Henry Dobbins era un buen
hombre y un soldado soberbio, pero la sutileza no era su fuerte. Las
ironías resbalaban sobre él. En muchos sentidos, era como los
propios Estados Unidos: grande y fuerte, lleno de buenas intenciones,
con un michelín de grasa temblequeando en la cintura, lento al
caminar, pero siempre avanzando, siempre a punto cuando lo
necesitabas, firme partidario de las virtudes de la sencillez, la
franqueza y el trabajo duro. Al igual que su país, Dobbins también
tenía tendencia al sentimentalismo.
Incluso
ahora, veinte años después, puedo verle colocándose las medias de
su novia alrededor del cuello antes de partir para una emboscada.
Era
su único rasgo excéntrico. Las medias, decía, tenían las
propiedades de un amuleto. Le gustaba hundir la nariz en el nailon y
aspirar el aroma del cuerpo de su novia; le gustaban los recuerdos
que ello le inspiraba; a veces dormía con las medias contra la cara,
como duerme un niño con una manta mágica, seguro y tranquilo. Pero
sobre todo las medias eran como un talismán. Le mantenían a salvo.
Le daban acceso a un mundo espiritual donde las cosas eran suaves e
íntimas, un sitio adonde algún día llevaría a vivir a su novia.

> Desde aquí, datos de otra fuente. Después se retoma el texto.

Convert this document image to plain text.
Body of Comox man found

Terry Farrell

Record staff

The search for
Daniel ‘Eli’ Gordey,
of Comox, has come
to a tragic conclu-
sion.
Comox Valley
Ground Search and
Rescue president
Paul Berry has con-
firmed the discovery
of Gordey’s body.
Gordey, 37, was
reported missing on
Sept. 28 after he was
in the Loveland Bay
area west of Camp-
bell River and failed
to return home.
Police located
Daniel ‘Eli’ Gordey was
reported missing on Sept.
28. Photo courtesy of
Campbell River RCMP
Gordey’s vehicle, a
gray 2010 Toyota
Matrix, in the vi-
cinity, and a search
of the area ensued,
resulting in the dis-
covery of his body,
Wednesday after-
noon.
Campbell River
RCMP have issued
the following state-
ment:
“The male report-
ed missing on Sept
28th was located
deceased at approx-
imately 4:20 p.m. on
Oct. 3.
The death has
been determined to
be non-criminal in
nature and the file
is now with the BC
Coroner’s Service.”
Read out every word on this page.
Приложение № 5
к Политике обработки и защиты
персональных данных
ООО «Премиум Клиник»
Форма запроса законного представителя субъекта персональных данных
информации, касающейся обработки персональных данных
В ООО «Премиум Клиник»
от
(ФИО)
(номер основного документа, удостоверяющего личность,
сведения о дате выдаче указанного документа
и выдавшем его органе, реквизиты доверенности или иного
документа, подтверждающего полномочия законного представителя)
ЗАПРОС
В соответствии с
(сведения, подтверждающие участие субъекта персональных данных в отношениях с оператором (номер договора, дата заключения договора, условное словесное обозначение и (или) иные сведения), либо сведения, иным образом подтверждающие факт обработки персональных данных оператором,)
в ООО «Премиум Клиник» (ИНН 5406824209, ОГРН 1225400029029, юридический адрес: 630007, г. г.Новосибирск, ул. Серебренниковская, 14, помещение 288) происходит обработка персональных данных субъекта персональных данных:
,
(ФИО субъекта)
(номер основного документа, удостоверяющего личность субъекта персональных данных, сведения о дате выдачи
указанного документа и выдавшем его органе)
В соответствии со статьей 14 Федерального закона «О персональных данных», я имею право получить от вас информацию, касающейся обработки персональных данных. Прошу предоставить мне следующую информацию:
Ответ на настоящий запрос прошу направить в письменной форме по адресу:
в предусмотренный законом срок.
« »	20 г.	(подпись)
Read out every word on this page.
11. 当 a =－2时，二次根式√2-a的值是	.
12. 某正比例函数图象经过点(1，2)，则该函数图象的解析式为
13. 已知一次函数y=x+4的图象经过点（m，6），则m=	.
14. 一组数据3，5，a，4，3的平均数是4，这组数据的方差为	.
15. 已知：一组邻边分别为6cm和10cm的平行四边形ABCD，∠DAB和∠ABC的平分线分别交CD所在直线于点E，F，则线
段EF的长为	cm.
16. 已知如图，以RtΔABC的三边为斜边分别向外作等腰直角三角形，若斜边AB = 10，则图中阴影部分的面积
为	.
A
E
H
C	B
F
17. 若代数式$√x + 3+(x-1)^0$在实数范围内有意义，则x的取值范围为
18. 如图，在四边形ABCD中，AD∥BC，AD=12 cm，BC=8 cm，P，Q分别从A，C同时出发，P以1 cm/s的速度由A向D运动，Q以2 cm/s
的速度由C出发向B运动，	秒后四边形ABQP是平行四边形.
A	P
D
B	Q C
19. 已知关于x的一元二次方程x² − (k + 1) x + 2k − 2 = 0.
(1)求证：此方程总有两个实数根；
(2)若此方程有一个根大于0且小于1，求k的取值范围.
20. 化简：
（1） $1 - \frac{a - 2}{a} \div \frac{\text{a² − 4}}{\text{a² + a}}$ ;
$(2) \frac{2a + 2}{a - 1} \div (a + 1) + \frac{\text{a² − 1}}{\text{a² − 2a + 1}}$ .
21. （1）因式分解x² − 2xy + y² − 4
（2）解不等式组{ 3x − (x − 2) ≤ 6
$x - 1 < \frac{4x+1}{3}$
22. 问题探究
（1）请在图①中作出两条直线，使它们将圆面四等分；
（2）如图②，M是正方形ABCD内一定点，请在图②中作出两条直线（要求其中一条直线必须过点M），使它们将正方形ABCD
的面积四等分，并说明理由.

Como muchos de nosotros en Vietnam, Dobbins sentía el tirón de la
superstición, y creía con firmeza y absolutamente en el poder
protector de las medias. Eran como una armadura, pensaba. Cada vez
que nos poníamos el equipo para una emboscada nocturna, mientras nos
colocábamos los cascos y los chalecos antibalas, Henry Dobbins
ejecutaba el ritual de acomodarse las medias de nailon alrededor del
cuello; hacía un nudo con esmero y dejaba caer ambas perneras por
encima del hombro izquierdo. Le gastábamos bromas, desde luego, pero
llegamos a apreciar el misterio de todo aquello. Dobbins era
invulnerable. No había sufrido ni una herida, ni un rasguño. En
agosto tropezó con una mina, que no estalló. Y una semana después
quedó al descubierto durante un feroz y breve tiroteo cruzado, sin
ningún sitio donde cubrirse, pero se limitó a deslizar las medias
sobre su nariz y a respirar hondo y dejar que la magia funcionara.
Nos
convirtió en un pelotón de creyentes. No discutes los hechos.
Pero,
hacia fines de octubre, su novia le dejó. Fue un golpe duro. Dobbins
se quedó quieto un rato, con los ojos bajos, clavados en la carta,
pero al fin sacó las medias y se las ató alrededor del cuello como
una bufanda.
–No
hay que hacerse mala sangre –dijo–. Yo la sigo amando. La magia
no desaparece.
Fue
un alivio para todos nosotros.
Las cosas que llevaban los hombres que lucharon, 1990.